You do not need to let the bees settle for 48 hours. They are looking for a new home and if you leave them for 48 hours it stresses the homeless swarm and increases the risk of the bees moving into a cavity in or around your home.
A normal swarm collection usually involves at least 2 visits. The normal process is to relocate the swarm into a bee box and then leave the bee box near to where the swarm was. Then wait until dusk or after dark for all the bees to enter the box. Then the bee box is taken away and looked after by the beekeeper. It can then be a year of care for the bees to build the colony's strength to the point where there is excess honey to harvest.
Please SMS answers to the following questions, or be prepared to answer the following questions on the phone.
The Google map below has details of all the Swarm Collectors base location.
You can click on the pin of the Swarm Collectors to obtain their name and mobile number.
If you have problems with the map on your device try clicking in the top right to get "Full Screen View".

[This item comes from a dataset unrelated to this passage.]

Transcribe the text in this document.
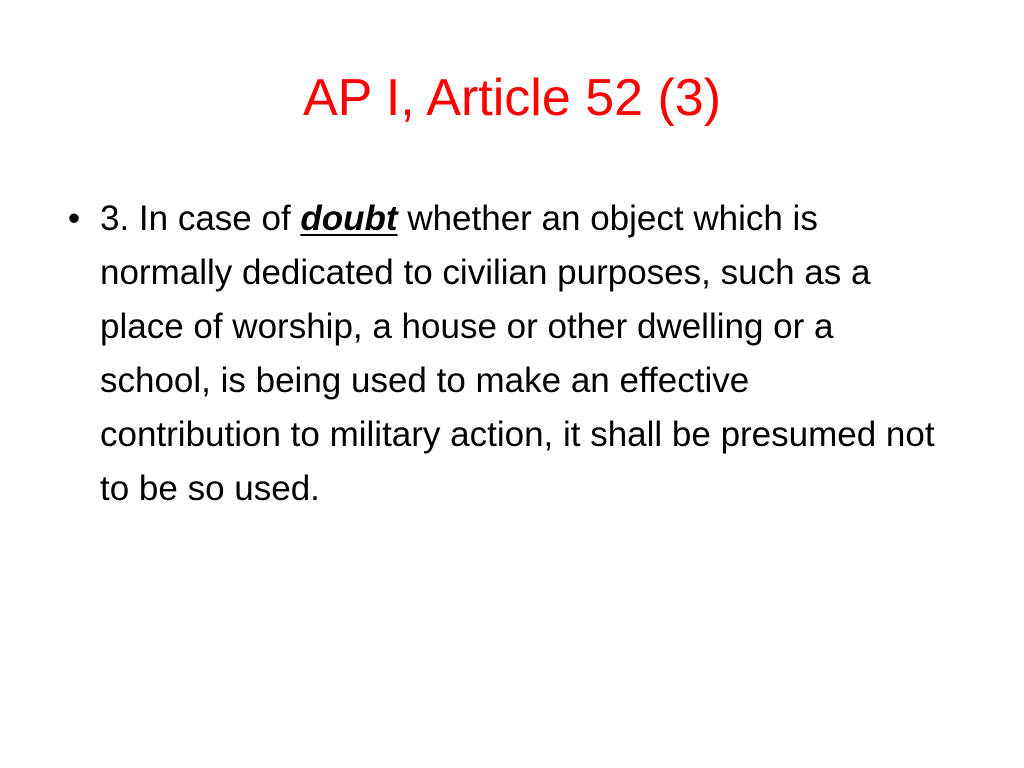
AP I, Article 52 (3)
• 3. In case of doubt whether an object which is normally dedicated to civilian purposes, such as a place of worship, a house or other dwelling or a school, is being used to make an effective contribution to military action, it shall be presumed not to be so used.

Also included below the map is a table that has all the names, mobile numbers, and base suburb.
The table is sorted by suburb, from North to South.
An asterisk (*) by the surname indicates that the collector is able to do more difficult removals.
About Bee Swarming
Swarming is a natural instinct of a bee colony, and a part of their reproductive cycle, leaving the hive to establish another colony elsewhere.
Below are examples of swarms of bees. If you see a ball of bees hanging from a branch or any other structure, this is a swarm.
If they’re undisturbed, they’re not aggressive!
One of the main reasons for bees swarming is overcrowding of the hive due to the queen laying more eggs as the weather warms and an increase of resources (nectar and pollen) being brought to the hive, creating congestion within the colony. Honey bees are the only type of bees that swarm.
Swarming season can begin as early as August and run through until February, March. The queen and anywhere between 5,000 to 20,000 worker bees will leave the hive and land in gardens, or sometimes in even more obscure places; a post, tree or fence in your backyard.
Once the swarm of bees has landed and settled, they will form a tight ball around the queen, keeping her warm and ensuring she is safe. Foraging bees may be flying to and fro collecting nectar, water and looking for a more permanent home.
Do's and Don'ts
Remember, much of our food is derived from European plants and need well managed European bees for pollination. Poorly managed and feral European bees can be a nuisance and can compete with native bees. The BSSA supports the responsible management of European honey bees. Don’t worry, bees in a swarm are NOT aggressive or inclined to sting unless provoked.